Pagina:Sanvittore - i misteri del processo monti e tognetti, 1869.djvu/46


monti e tognetti 41

questo momento il popolo romano senz’armi e senza difesa è abbandonato alla strage.

— Ma dunque non c’è speranza?

— Sì, Monti, c’una speranza ancora. I nostri stanno in questo momento assaltando il Campidoglio, sono armi per essi il furore e il disperato coraggio. Quando noi avremo fatto saltare questa caserma, e avremo impedito che nuovi nemici vadano ad assalirli alle spalle, non tarderanno a impadronirsi di quel sacro e antico asilo di libertà. Colassù potremo tener fermo finchè ci giunga il soccorso di Garibaldi. È necessario che l’alba di domani vegga sventolare la bandiera nazionale sulle alture di Roma; altrimenti tutto è finito.

Una vettura si fermò sulla strada, e poco dopo un colpo leggerissimo fu bussato alla porta.

Curzio si avvicinò, e chiese sommessamente:

— Chi è?

— La Libertà di Roma! rispose piano del pari la voce di Gaetano Tognetti.

La porta fu aperta. E Tognetti coll’ajuto dei due compagni, trasse dalla vettura, e introdusse nel magazzino due barili, poi entrò dentro anch’esso.

La porta fu rinchiusa: la vettura partì.

— Come vanno le cose nostre?

Così chiese Curzio a Tognetti.

— Male, rispose. I nostri si trovano dappertutto senz’armi, e vengono massacrati senza pietà.

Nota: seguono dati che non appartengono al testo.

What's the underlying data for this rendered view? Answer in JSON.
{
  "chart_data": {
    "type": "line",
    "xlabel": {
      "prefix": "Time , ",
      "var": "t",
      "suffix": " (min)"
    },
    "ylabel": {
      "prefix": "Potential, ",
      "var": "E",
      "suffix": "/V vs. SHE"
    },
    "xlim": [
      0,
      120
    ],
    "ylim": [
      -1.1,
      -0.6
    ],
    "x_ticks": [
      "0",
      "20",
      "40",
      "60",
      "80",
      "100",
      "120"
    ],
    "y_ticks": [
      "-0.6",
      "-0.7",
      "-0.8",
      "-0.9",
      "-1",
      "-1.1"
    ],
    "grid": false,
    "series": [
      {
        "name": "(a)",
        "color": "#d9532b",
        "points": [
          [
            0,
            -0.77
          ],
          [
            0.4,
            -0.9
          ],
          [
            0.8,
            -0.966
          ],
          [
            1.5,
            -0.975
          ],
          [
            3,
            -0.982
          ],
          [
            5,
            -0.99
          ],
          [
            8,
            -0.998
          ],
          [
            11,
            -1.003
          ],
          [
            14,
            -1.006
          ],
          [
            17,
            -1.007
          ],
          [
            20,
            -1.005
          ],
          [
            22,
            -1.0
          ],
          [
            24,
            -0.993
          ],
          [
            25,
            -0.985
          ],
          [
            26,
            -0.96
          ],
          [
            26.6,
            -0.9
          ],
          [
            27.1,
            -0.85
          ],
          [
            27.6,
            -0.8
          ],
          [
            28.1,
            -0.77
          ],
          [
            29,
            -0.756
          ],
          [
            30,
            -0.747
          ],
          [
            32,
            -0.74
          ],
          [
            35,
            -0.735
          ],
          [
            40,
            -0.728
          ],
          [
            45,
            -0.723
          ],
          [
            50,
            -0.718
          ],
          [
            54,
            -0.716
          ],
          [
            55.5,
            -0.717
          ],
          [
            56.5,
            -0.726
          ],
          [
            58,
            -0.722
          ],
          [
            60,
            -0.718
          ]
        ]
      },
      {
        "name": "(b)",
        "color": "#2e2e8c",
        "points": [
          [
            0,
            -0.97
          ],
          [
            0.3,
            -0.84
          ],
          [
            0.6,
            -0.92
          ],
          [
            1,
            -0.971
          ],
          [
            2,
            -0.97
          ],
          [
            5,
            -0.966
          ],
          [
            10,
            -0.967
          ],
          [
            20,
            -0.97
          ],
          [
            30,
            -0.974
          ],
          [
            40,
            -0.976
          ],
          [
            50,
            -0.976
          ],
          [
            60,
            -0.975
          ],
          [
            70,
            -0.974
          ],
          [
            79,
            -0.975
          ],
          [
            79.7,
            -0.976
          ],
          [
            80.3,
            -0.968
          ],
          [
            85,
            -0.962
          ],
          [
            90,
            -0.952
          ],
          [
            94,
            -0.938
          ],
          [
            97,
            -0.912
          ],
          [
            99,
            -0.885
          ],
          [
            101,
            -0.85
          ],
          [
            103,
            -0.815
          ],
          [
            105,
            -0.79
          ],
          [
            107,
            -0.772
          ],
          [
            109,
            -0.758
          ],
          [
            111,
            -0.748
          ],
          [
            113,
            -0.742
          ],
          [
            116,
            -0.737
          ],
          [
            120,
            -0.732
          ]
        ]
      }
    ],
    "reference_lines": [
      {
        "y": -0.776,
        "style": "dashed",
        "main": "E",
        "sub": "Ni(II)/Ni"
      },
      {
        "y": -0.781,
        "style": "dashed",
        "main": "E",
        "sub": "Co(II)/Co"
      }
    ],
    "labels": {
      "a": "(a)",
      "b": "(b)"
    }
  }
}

Bisogna pensare a soccorrerli, disse Curzio. Entrando qui dentro abbiamo urtato in un fascio di fucili. Eccoli... sono qua. Noi porteremo loro queste armi.

— Ma prima, disse Tognetti, dobbiamo eseguire questo colpo della mina.

— Per la mina basto io solo! esclamò Monti, voi altri andute.

— Che dici?

— Sì, fidatevi di me! penso io a tutto. Voi altri andate ad assistere i nostri fratelli, che si battono uno contro dieci.

— Qua, Tognetti, dammi la miccia e parti, al resto penso io.

— La miccia?

— Ma sì.

— Ah! non ci ho pensato!

— Disgraziato e come fare?

— Vado a cercare...

— Ma no, non v’è da perdere un istante. Ogni minuto che passa, costa la vita di cento romani.